Passé le concert d’ouverture, offert mercredi soir à la Cinquième salle par l’Orchestre national de jazz et son invité américain Donny McCaslin, les artistes associés à Effendi Records se succéderont sur les planches montréalaises : François Bourassa le 14 avril, le Jazzlab Orchestra le 17, l’Auguste Quartet dirigé par Alain Bédard le 27 avril, et, enfin, le concert du 25e anniversaire d’Effendi au Lion d’Or, le 30 avril , avec la crème du jazz d’ici, Félix Stüssi et le projet SuperNova, l’incontournable Bourassa, Kuba Séguin, la révélation du piano jazz Gentiane MG et quelques autres, suivi de la séance d’improvisation finale.
L’étiquette a joué, et joue toujours après un quart de siècle, un rôle essentiel dans le rayonnement du jazz québécois en éditant les albums des musiciens d’ici, sinon en donnant un coup de main aux autres pour la distribution ou l’organisation de tournées. Effendi est également l’image d’un insaisissable son jazz québécois, moderne et touche-à-tout, « du répertoire au jazz contemporain », indique Alain Bédard. « Le marché pour le jazz n’est pas énorme au Québec, alors il faut se débrouiller et apprendre à jouer toutes sortes de styles.
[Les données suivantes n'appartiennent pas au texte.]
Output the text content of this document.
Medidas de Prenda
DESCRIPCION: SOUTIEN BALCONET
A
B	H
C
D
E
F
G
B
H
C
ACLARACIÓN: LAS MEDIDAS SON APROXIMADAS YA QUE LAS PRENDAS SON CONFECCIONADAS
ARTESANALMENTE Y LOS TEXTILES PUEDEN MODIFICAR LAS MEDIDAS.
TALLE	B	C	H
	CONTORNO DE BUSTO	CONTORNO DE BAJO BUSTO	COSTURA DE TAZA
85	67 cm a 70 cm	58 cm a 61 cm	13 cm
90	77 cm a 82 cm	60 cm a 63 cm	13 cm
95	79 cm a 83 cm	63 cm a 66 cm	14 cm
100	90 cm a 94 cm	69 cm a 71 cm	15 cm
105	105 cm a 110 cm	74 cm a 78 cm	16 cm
Si le label avait été créé en France ou aux États-Unis, nous n’aurions pas la même démarche. »
« Alex Dutilh, animateur à Radio France [l’émission Open jazz] et critique, m’a déjà dit : “C’est intéressant, vous faites un jazz plus lyrique que ce qu’on fait, nous, en France.” En ce sens, [notre son] est peut-être plus proche de celui du jazz italien que français. »
La polyvalence esthétique du jazz québécois rend difficile l’apposition d’une étiquette ou d’une personnalité intrinsèque, convient Alain Bédard, qui relève toutefois une caractéristique propre à la maison de disques qu’il gère toujours aujourd’hui : « Chez Effendi, on fait de la musique de création, c’est-à-dire que j’aime que les musiciens proposent leurs propres compositions » plutôt que de revisiter des standards. « Après, c’est sûr qu’au niveau du son, nous n’avons pas de studio à nous comme les gens [de la légendaire étiquette américaine] Blue Note à l’époque, mais on a trouvé notre propre manière de faire, et notre identité visuelle », impressionniste et moderne depuis la parution, en 1999, du tout premier album d’Effendi, Signal commun, du compositeur et pianiste Yves Léveillé.
Il y a 25 ans, la scène locale n’était pas dépourvue de structures de production et d’édition d’albums jazz (Justin Time Records, fondée à Montréal en 1983, Lost Chart, aujourd’hui disparue), mais elles n’arrivaient pas à accueillir tous les projets. À cette époque, Alain Bédard s’occupait de la petite salle de concert du Saint-Sulpice, rue Saint-Denis, qui invitait les acteurs de la scène jazz à s’y produire : « Des musiciens me confiaient rencontrer des difficultés à produire leurs albums. On m’a demandé : “Pourquoi tu ne pars pas un label ?” À l’origine, Effendi, c’était un collectif d’une dizaine de musiciens qui ont mis ça sur pied, mais une fois [le tout] lancé, je me suis retrouvé à gérer la structure seul avec Carole » Therrien, soprano, qui lançait son album Oracle en 2003.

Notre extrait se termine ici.